Spring, alternate years; 4 units; lecture/term paper or discussion section

Suggested Textbook: (actual textbook varies by instructor; check your instructor)
Algebraic Topology, Allen Hatcher, Cambridge Univ, ($30), Dmitry Fuchs' handouts
Search by ISBN on Amazon: 0521795400

Prerequisites:

Graduate standing or consent of instructor.

Course Description:

Fundamental group and covering space theory. Homology and cohomology. Manifolds and duality. CW complexes.
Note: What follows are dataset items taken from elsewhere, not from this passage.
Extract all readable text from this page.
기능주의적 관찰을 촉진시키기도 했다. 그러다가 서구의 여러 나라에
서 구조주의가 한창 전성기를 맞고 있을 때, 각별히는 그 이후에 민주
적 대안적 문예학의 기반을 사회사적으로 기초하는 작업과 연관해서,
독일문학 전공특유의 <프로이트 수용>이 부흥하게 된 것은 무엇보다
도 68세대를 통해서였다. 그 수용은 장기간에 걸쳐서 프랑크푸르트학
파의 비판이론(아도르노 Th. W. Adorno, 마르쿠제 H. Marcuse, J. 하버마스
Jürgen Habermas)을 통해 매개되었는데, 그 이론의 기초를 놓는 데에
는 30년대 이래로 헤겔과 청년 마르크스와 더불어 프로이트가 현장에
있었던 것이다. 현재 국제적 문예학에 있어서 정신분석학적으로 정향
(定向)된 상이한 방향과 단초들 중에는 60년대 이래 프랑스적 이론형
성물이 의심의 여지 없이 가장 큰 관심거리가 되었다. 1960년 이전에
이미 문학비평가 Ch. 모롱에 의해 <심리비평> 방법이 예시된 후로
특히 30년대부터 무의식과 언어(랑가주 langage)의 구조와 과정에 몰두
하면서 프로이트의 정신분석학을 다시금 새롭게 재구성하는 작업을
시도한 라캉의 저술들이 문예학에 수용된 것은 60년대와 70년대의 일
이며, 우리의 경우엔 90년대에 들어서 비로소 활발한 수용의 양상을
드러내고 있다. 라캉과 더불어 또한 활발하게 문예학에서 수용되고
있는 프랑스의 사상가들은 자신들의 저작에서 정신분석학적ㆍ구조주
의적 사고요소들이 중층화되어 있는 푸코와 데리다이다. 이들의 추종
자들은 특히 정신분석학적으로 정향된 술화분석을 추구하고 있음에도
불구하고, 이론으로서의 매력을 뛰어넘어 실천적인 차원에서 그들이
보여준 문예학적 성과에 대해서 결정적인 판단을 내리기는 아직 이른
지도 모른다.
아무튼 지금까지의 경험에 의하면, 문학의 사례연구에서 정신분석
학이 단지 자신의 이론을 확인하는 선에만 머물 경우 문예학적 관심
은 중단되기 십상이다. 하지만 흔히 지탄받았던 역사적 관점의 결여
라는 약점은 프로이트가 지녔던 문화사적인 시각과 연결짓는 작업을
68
Fixed point theorems.

Suggested Schedule:


Lectures Sections Topics/Comments
Week 1 Sec. 3.1 Definition of cohomology and properties: homotopy invariance, sequences of pairs and triples, refinement, excision
Week 2 Obstruction theory, e.g., for maps to classifying spaces and spheres
Week 3 Sec. 3.1 Ext functor, cohomology universal coefficents
Week 4 Sec. 3.2 Cup products, outer products, Hopf's invariant, cap products
Week 5 Sec. 3.3 Pseudo-manifolds, fundamental classes, homological manifolds, Poincare duality
Week 6 Intersection products as the Poincare dual of cup products, The Lefschetz number as a count of fixed points
Week 7 Sec. 3.3 Relative Poincare duality, oriented cobordism
Week 8 Alexander duality

Additional Notes:

Again, there are two extra weeks; the listed pacing is approximate and probably too fast. Additional topics: Fiber bundles, classification of lens spaces, Twisted Poincare duality for non-orientable manifolds, statements of manifold classification results.